At lower subsonic speeds, dynamic pressure is approximately represented by q = ½ρV². This explains why indicated airspeed is useful for judging aerodynamic loading, but it does not directly equal the aircraft’s true speed through thin air at altitude.
An air-data computer can combine pressure information with temperature and altitude data to derive true airspeed and Mach. Groundspeed comes from a navigation source such as GNSS or an inertial system, not from the pitot tube.
Which aircraft speed does the instrument show?
The primary cockpit airspeed display normally shows indicated airspeed, while other displays or flight-management pages may show true airspeed, groundspeed or Mach.
| Speed | What it means | Main use |
|---|---|---|
| IAS | The airspeed-indicator reading before correction for instrument and position error | Flying the aircraft and following most operational speed references |
| CAS | IAS corrected for instrument and position error | Performance data and precisely defined limitations |
| EAS | CAS corrected for compressibility effects | Aerodynamic calculations at higher speed or altitude |
| TAS | Actual speed through the surrounding air mass, corrected for density | Cruise performance and flight planning |
| Groundspeed | Speed across the Earth’s surface | Navigation, arrival times and distance covered |
| Mach | True airspeed divided by the local speed of sound | High-altitude and high-speed operations |
At low altitude and modest speed, IAS, CAS and TAS can be fairly close. At altitude, TAS is normally higher than IAS for the same aerodynamic loading because the air is less dense. Airliners consequently use both indicated speed and Mach; we explain how pilots select IAS or Mach at different altitudes.
Why do airspeed and GPS groundspeed disagree?
Airspeed measures movement through the air mass, whereas GPS groundspeed measures movement over the ground, so wind creates a normal difference between them.
If an aircraft has a TAS of 120 knots with a directly aligned 20-knot headwind, its groundspeed is about 100 knots. With the same wind from behind, groundspeed is about 140 knots. Crosswinds require vector calculation rather than simple addition or subtraction.

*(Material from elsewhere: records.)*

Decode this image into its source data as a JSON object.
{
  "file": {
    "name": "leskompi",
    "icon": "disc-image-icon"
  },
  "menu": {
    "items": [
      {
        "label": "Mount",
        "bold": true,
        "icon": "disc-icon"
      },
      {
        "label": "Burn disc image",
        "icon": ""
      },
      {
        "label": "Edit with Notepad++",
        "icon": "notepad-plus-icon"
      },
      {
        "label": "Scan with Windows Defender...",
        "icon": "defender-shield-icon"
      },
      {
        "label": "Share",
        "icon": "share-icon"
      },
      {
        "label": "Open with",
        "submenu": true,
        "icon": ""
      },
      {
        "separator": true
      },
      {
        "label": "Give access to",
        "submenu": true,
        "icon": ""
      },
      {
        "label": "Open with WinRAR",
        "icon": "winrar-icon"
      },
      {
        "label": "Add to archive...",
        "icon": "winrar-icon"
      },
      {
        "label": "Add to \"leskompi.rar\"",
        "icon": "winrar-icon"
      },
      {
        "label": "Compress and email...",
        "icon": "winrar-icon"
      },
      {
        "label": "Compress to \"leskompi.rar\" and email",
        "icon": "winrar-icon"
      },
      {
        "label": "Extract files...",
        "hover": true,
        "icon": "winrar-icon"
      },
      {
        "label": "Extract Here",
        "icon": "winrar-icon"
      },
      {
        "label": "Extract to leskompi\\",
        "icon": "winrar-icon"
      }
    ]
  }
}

A steady wind changes groundspeed for a given TAS; it does not make GPS speed the correct reference for stall margins or aerodynamic limits. A mistake we see constantly in simulators is comparing groundspeed from an overlay with an approach speed published in KIAS.

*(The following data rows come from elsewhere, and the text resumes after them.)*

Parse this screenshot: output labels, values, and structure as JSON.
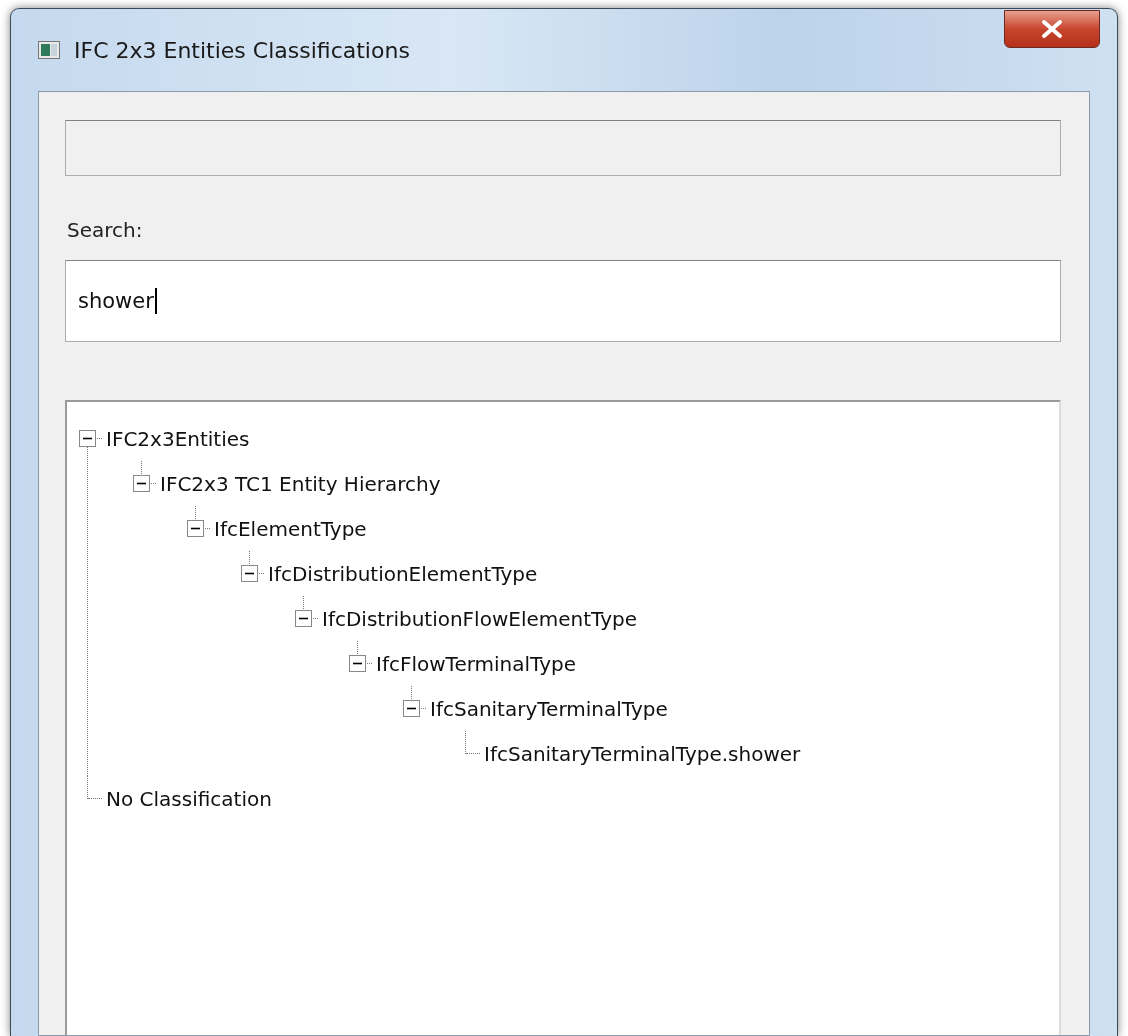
{
  "window": {
    "title": "IFC 2x3 Entities Classifications"
  },
  "status_field": {
    "disabled": true
  },
  "search": {
    "label": "Search:",
    "value": "shower",
    "focused": true
  },
  "tree": [
    {
      "label": "IFC2x3Entities",
      "expanded": true,
      "children": [
        {
          "label": "IFC2x3 TC1 Entity Hierarchy",
          "expanded": true,
          "children": [
            {
              "label": "IfcElementType",
              "expanded": true,
              "children": [
                {
                  "label": "IfcDistributionElementType",
                  "expanded": true,
                  "children": [
                    {
                      "label": "IfcDistributionFlowElementType",
                      "expanded": true,
                      "children": [
                        {
                          "label": "IfcFlowTerminalType",
                          "expanded": true,
                          "children": [
                            {
                              "label": "IfcSanitaryTerminalType",
                              "expanded": true,
                              "children": [
                                {
                                  "label": "IfcSanitaryTerminalType.shower"
                                }
                              ]
                            }
                          ]
                        }
                      ]
                    }
                  ]
                }
              ]
            }
          ]
        }
      ]
    },
    {
      "label": "No Classification"
    }
  ]
}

Which speed should pilots and simmers use?
Choose the speed reference that matches the task and always retain the unit stated by the aircraft documentation or simulator display.
- Take-off, approach and aircraft limitations: use the specified IAS or CAS value, taking configuration and operating conditions into account.
- Cruise performance and fuel planning: use TAS, then apply the wind to estimate groundspeed.
- Navigation and arrival time: use groundspeed.
- High-altitude jet operation: observe both indicated-speed and Mach limits.
- ATC speed instructions: use IAS or Mach exactly as assigned.
Common knot and airspeed mistakes
The safest way to interpret any speed value is to check its label rather than assuming every number means IAS.
- Do not use “knots per hour”; write knots or kt.
- Do not substitute GPS groundspeed for a published KIAS limitation or V-speed.
- Do not treat IAS and TAS as interchangeable at altitude.
- Do not rely on the rough “TAS increases by 2% per thousand feet” rule when accurate temperature and pressure data are available.
- In a simulator, check whether the HUD, telemetry panel or external view is displaying IAS, TAS, groundspeed, mph or km/h.
If indicated speeds freeze, diverge or respond implausibly with altitude, wind is not the only possible cause. Pitot icing, blocked pressure sources and simulated instrument failures can produce false readings; our guide to pitot-static faults and unreliable speed indications explains the symptoms and appropriate simulator checks.